Halit karısının uzamış saçlarını eliyle okşadı. "Bundan sonra daha da çok hissedeceksiniz güzelim yapacak bir şeyim yok elimizdekiler bunlar."

Nazenin gülümseyerek kocasının yanağından öptü. "Hadi sen git Metin babaya yardımcı ol gelince de birlikte film izleriz olur mu?"

"Süperman Halit hemen işi çözmeye gidiyor. Bekleyin beni çiçek kızım ve papatyam" karısını yanağından öpüp eğilerek şişkin karnından da öpüp gitti.

Nazenin kapıyı kapatıp yavaş ve dikkatli adımlarla salona geçip oturdu. Hamileliğinin 8. Ayındaydı. Ve zor bir gebelik süreci olmuştu hem kendisi için hemde panik olan kocası için.

Gebeliğinin bazı döneminde olan kanamaları yüzünden gece gündüz demeden soluğu hastanede aldıkları zamanlar gözünün önünden geçmişti. Mide bulantıları birkaç aya kadar devam etmiş ve yemek yemesini çok engellemişti. Halit'in can attığı aşermeler ise bu süreçte hiç uğramamıştı bile. Sadece ekşi şeyleri fazla seviyordu o kadar. Ve bundan 1,5 ay önce doktoru Tülin Hanımın erken doğum riskin var dediğinden beri bütün herkes başındaydı başta da eşi.

Göğe Bakma Durağına gitmiyordu artık annesi ve İpek ilgileniyordu. Gittiğindeyse yanında mutlaka biri oluyor ve bir saatten fazla kalmıyordu. Tülin Hanımın önerisi ile kısa yürüyüşler haricinde fazla yormamaya dikkat ediyordu hem kendini hem bebeğini.

Bu süreçte oluşan olumsuzluklara rağmen çok mutluydu Nazenin ve en çokta Halit. Kızlarının nazlarına razıydı ikisi de. Nazenin kusmaktan ağladığı günlerde, baş dönmelerinin bitmediği zamanlarda bile bir gün olsun "of" dememişti. Çünkü karnındaki mucizesi Allah'ın eşiyle kendisine verdiği en güzel hediyeyken değil "of" çekmek karnına dokunurken bile dikkatliydi.

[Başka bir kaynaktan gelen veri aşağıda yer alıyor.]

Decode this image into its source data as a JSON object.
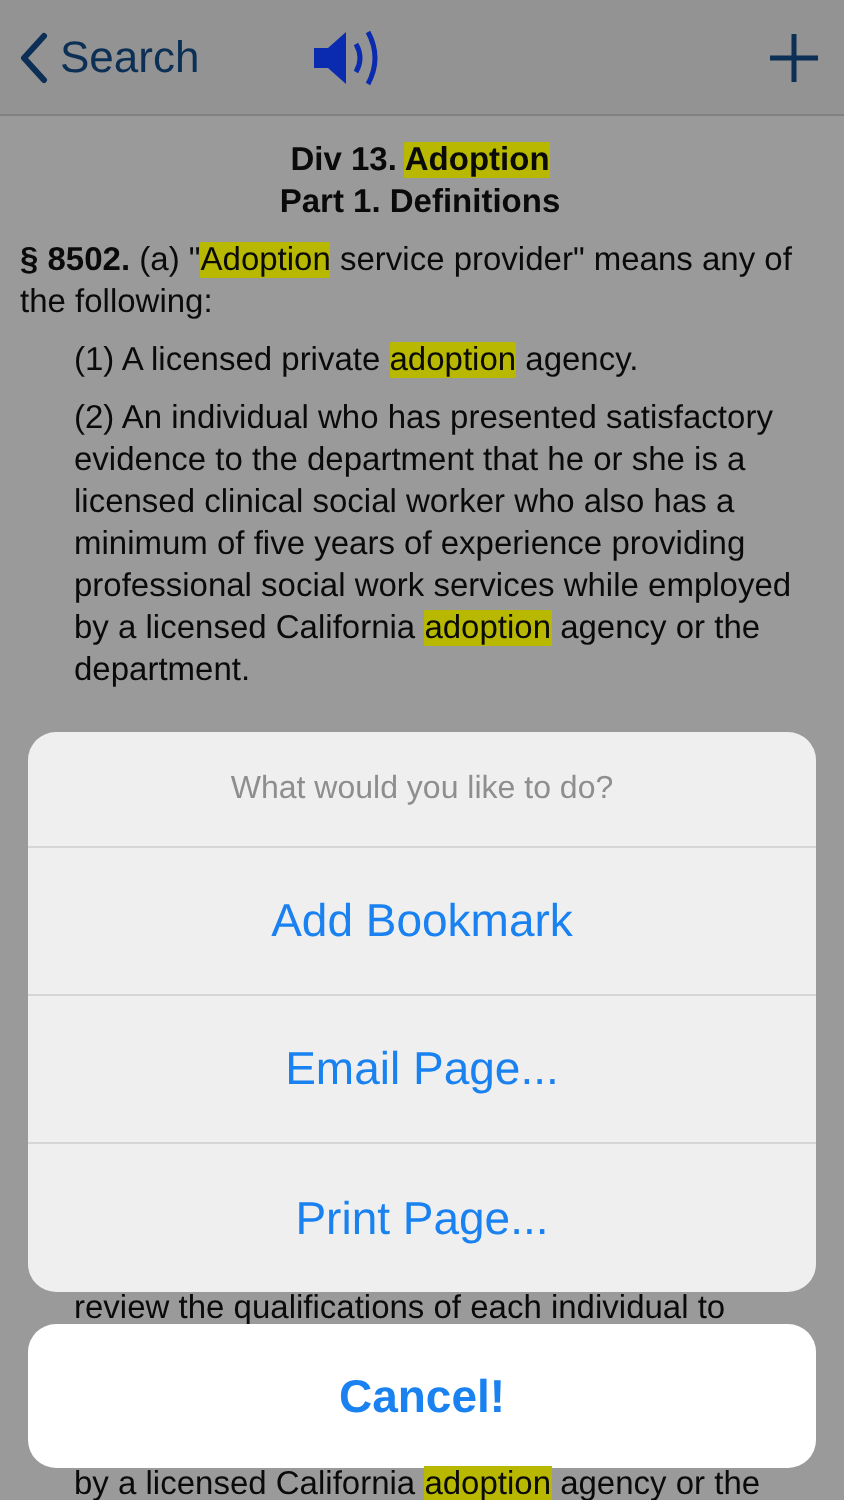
{
  "nav": {
    "back_label": "Search"
  },
  "document": {
    "headings": [
      [
        {
          "text": "Div 13. ",
          "highlighted": false
        },
        {
          "text": "Adoption",
          "highlighted": true
        }
      ],
      [
        {
          "text": "Part 1. Definitions",
          "highlighted": false
        }
      ]
    ],
    "paragraphs": [
      {
        "kind": "section",
        "segments": [
          {
            "text": "**§ 8502.** (a) \"",
            "highlighted": false
          },
          {
            "text": "Adoption",
            "highlighted": true
          },
          {
            "text": " service provider\" means any of the following:",
            "highlighted": false
          }
        ]
      },
      {
        "kind": "item",
        "segments": [
          {
            "text": "(1) A licensed private ",
            "highlighted": false
          },
          {
            "text": "adoption",
            "highlighted": true
          },
          {
            "text": " agency.",
            "highlighted": false
          }
        ]
      },
      {
        "kind": "item",
        "segments": [
          {
            "text": "(2) An individual who has presented satisfactory evidence to the department that he or she is a licensed clinical social worker who also has a minimum of five years of experience providing professional social work services while employed by a licensed California ",
            "highlighted": false
          },
          {
            "text": "adoption",
            "highlighted": true
          },
          {
            "text": " agency or the department.",
            "highlighted": false
          }
        ]
      }
    ],
    "peek_lines": [
      [
        {
          "text": "review the qualifications of each individual to",
          "highlighted": false
        }
      ],
      [
        {
          "text": "by a licensed California ",
          "highlighted": false
        },
        {
          "text": "adoption",
          "highlighted": true
        },
        {
          "text": " agency or the",
          "highlighted": false
        }
      ]
    ]
  },
  "action_sheet": {
    "title": "What would you like to do?",
    "actions": [
      "Add Bookmark",
      "Email Page...",
      "Print Page..."
    ],
    "cancel": "Cancel!"
  }
}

Evet minik kızı Halit'in söylemiyle papatyası erken gelmekte annesiyle babasıyla tanışmakta ısrarcı olabilirdi. Bu onun en doğal hakkıydı.

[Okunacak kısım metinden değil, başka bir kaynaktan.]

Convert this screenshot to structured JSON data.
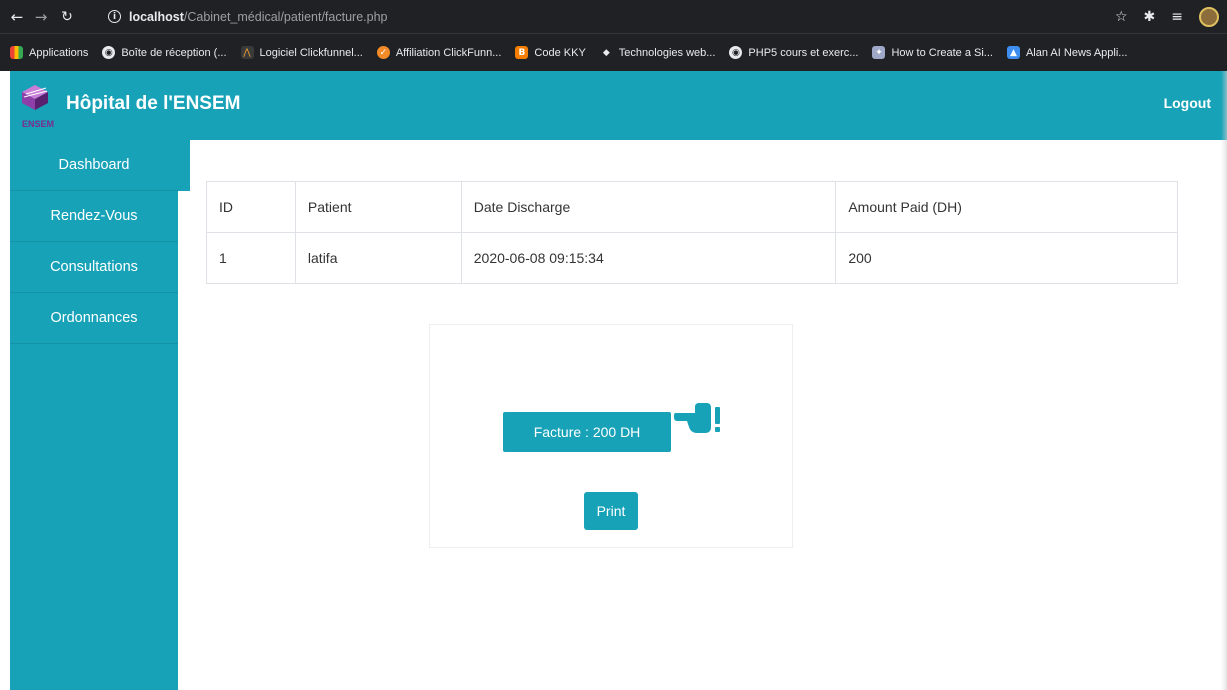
{
  "browser": {
    "url_host": "localhost",
    "url_path": "/Cabinet_médical/patient/facture.php",
    "bookmarks": [
      {
        "label": "Applications",
        "icon": "apps-grid-icon"
      },
      {
        "label": "Boîte de réception (...",
        "icon": "globe-icon"
      },
      {
        "label": "Logiciel Clickfunnel...",
        "icon": "clickfunnels-icon"
      },
      {
        "label": "Affiliation ClickFunn...",
        "icon": "shield-icon"
      },
      {
        "label": "Code KKY",
        "icon": "blogger-icon"
      },
      {
        "label": "Technologies web...",
        "icon": "site-icon"
      },
      {
        "label": "PHP5 cours et exerc...",
        "icon": "globe-icon"
      },
      {
        "label": "How to Create a Si...",
        "icon": "site-icon"
      },
      {
        "label": "Alan AI News Appli...",
        "icon": "alan-icon"
      }
    ]
  },
  "header": {
    "logo_text": "ENSEM",
    "title": "Hôpital de l'ENSEM",
    "logout": "Logout"
  },
  "sidebar": {
    "items": [
      {
        "label": "Dashboard"
      },
      {
        "label": "Rendez-Vous"
      },
      {
        "label": "Consultations"
      },
      {
        "label": "Ordonnances"
      }
    ]
  },
  "table": {
    "headers": [
      "ID",
      "Patient",
      "Date Discharge",
      "Amount Paid (DH)"
    ],
    "rows": [
      [
        "1",
        "latifa",
        "2020-06-08 09:15:34",
        "200"
      ]
    ]
  },
  "invoice": {
    "facture_label": "Facture : 200 DH",
    "print_label": "Print"
  },
  "colors": {
    "accent": "#17a2b8",
    "chrome": "#202124"
  }
}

Erken doğum riskinin olduğunu öğrendiği zaman çok üzülmüştü Nazenin, o gün akşamda herkes gelmişti yanlarına. Gülümseyerek hatırladı o günü ve Aysel sultanın söylediği sözleri.

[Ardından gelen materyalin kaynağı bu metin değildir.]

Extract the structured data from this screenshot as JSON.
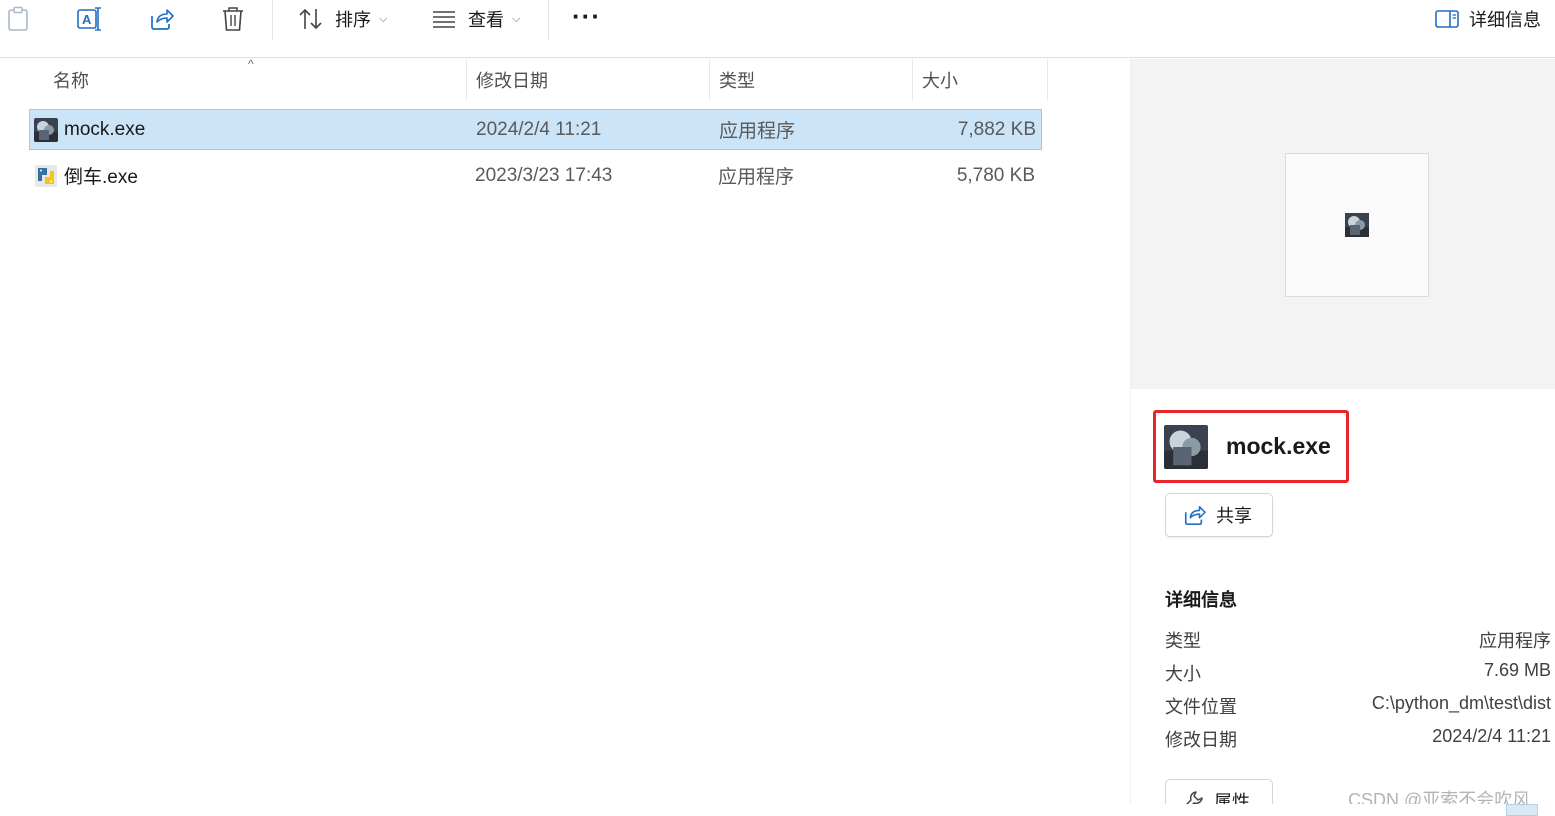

Aysel sultan karnına elini koymuş incitmeden sevmişti ardından da "aman Nazenin benim güzel kızım erken gelmek istiyor ne var bunda ? Aysel anneannesi gibi aceleci olacak. Böyle güzel anne baba varken, genç genç anneannesi, babaannesi, dedeleri ve Aysel sultanı varken, böylesine güzel teyzeleri böylesine yakışıklı amcaları ve cümbüşü eksik olmayan Kiraz Mahallesi varken ayol kim gelmek istemez şahsen beni bağlasanız zincirleri kırarım."

Aysel sultanın bu sözleri herkesi güldürmüş yüreği ağzında olan Nazenin ve Halit'i de bir nebze olsun rahatlatmıştı.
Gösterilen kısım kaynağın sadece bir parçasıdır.